Principaux renseignements

  • La Chine justifie les restrictions à l’exportation contre 20 entreprises japonaises en invoquant des inquiétudes concernant le réarmement et la non-prolifération.
  • Le Japon condamne fermement cette mesure et la qualifie d’inacceptable.
  • Depuis l’investiture de la nouvelle Première ministre japonaise, les frictions entre le Japon et la Chine s’intensifient au sujet de Taïwan.

Le ministère chinois du Commerce a annoncé des restrictions sur les exportations de produits « à double usage » vers 20 entreprises japonaises. Cette mesure, que Pékin juge nécessaire pour empêcher la remilitarisation du Japon et respecter les obligations internationales en matière de non-prolifération, a été vivement condamnée par Tokyo.

Condamnation japonaise

Tokyo rejette ces sanctions et dénonce une décision inacceptable. Les mesures frappent de plein fouet des piliers industriels comme Mitsubishi Heavy Industries, Kawasaki Heavy Industries et le Japan Aerospace Exploration Agency. Pékin étend d’ailleurs son offensive à vingt autres organisations, dont Subaru, ENEOS Corporation et Mitsubishi Materials Corporation, désormais sous surveillance.

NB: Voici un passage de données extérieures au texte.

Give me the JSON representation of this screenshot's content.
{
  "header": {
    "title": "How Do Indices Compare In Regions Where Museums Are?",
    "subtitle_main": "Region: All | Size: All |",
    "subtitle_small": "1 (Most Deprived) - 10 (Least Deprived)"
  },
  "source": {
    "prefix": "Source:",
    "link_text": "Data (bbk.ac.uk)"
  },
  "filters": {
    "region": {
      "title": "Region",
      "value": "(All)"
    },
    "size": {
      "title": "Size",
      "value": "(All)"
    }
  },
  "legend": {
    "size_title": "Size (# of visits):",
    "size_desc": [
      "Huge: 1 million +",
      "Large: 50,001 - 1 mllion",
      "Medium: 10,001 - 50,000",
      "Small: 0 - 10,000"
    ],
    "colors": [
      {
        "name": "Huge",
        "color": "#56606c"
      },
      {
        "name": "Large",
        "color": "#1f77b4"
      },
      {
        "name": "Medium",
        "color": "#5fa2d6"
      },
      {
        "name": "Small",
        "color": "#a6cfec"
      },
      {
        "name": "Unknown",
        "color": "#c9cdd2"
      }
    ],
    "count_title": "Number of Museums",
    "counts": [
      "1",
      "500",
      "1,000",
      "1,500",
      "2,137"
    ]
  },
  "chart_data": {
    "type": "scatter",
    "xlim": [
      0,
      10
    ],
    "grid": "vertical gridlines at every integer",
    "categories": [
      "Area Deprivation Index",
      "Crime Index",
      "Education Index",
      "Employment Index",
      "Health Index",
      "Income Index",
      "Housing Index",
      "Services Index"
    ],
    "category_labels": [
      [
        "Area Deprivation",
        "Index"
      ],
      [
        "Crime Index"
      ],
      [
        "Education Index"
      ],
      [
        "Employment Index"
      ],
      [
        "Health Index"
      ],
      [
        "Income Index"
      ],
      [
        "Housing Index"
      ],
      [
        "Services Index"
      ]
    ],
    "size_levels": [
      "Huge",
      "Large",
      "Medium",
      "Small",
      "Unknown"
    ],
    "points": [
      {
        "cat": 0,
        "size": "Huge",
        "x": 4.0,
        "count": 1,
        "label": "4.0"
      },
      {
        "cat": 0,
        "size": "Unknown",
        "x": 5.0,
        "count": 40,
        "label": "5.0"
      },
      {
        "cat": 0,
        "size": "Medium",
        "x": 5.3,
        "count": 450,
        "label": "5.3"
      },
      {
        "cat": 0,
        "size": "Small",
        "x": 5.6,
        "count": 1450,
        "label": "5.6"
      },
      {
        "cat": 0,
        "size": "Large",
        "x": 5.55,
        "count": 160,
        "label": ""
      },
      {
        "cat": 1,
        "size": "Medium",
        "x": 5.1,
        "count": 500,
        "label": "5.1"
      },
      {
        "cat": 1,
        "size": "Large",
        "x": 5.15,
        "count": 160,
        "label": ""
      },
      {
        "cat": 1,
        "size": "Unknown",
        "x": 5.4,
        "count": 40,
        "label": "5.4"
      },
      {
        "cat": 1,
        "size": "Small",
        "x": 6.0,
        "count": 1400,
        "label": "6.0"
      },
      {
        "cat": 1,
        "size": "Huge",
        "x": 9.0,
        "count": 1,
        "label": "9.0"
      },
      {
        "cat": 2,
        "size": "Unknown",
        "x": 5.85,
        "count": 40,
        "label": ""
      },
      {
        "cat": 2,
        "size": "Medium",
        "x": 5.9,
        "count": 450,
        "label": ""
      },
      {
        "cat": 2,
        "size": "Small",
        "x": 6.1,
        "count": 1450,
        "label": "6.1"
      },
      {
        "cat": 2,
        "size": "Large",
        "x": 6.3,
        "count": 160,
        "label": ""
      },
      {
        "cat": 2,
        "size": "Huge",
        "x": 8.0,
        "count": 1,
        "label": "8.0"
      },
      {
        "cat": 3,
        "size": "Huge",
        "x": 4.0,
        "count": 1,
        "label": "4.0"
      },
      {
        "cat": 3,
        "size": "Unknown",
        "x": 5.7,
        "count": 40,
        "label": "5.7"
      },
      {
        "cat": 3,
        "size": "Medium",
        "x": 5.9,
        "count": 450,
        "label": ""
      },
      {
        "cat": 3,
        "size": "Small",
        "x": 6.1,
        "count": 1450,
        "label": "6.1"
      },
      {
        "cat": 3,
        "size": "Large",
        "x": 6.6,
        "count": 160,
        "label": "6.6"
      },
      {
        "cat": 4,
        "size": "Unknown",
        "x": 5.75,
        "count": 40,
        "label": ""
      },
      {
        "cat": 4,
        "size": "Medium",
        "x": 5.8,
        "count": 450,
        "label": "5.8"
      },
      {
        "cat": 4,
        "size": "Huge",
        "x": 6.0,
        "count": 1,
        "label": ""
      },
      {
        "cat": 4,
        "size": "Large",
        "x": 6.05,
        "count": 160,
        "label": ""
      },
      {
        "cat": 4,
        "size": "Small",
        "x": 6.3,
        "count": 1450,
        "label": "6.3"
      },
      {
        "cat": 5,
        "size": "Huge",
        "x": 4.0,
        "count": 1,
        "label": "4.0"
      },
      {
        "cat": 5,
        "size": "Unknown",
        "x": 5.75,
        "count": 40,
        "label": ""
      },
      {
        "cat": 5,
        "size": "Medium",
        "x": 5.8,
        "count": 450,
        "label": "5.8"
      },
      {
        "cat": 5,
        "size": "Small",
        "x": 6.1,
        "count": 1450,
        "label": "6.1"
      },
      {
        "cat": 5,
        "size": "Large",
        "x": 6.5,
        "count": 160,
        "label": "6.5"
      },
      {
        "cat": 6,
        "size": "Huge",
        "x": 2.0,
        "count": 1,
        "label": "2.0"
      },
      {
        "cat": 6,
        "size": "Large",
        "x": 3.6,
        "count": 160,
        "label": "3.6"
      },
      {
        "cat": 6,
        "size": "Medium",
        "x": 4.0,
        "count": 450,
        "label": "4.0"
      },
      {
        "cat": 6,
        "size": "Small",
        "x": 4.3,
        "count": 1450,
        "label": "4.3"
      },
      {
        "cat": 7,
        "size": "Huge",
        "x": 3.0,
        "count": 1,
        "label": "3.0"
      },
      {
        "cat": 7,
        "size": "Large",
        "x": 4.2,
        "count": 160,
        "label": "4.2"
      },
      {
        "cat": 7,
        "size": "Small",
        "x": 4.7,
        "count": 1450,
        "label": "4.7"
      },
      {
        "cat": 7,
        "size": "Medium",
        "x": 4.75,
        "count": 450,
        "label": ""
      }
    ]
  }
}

Concrètement, la Chine exige dorénavant une évaluation des risques pour chaque exportation vers ces partenaires. Pékin verrouille ainsi l’accès aux technologies sensibles afin d’entraver la montée en puissance militaire du Japon. Le ministère du Commerce confirme cette ligne dure dans un communiqué officiel.

Escalade des tensions

L’arrivée de la nouvelle Première ministre japonaise intensifie le bras de fer entre Tokyo et Pékin sur le dossier taïwanais. Le réarmement nippon et la proximité géographique de l’île attisent les tensions historiques.

Cette escalade fait suite aux propos de Sanae Takaichi en novembre. La cheffe du gouvernement affirme qu’une offensive chinoise contre Taïwan menacerait l’existence même du Japon en légitimant ainsi une riposte militaire. Malgré sa constitution pacifiste, Tokyo s’autorise désormais à déployer ses forces d’autodéfense en cas de menace vitale.

Pékin fustige ces déclarations et bloque le flux de touristes vers l’archipel. Cette mesure ampute les revenus touristiques de plusieurs dizaines de points de pourcentage. En janvier, la Chine a également restreint l’exportation de terres rares stratégiques afin de punir la fermeté japonaise.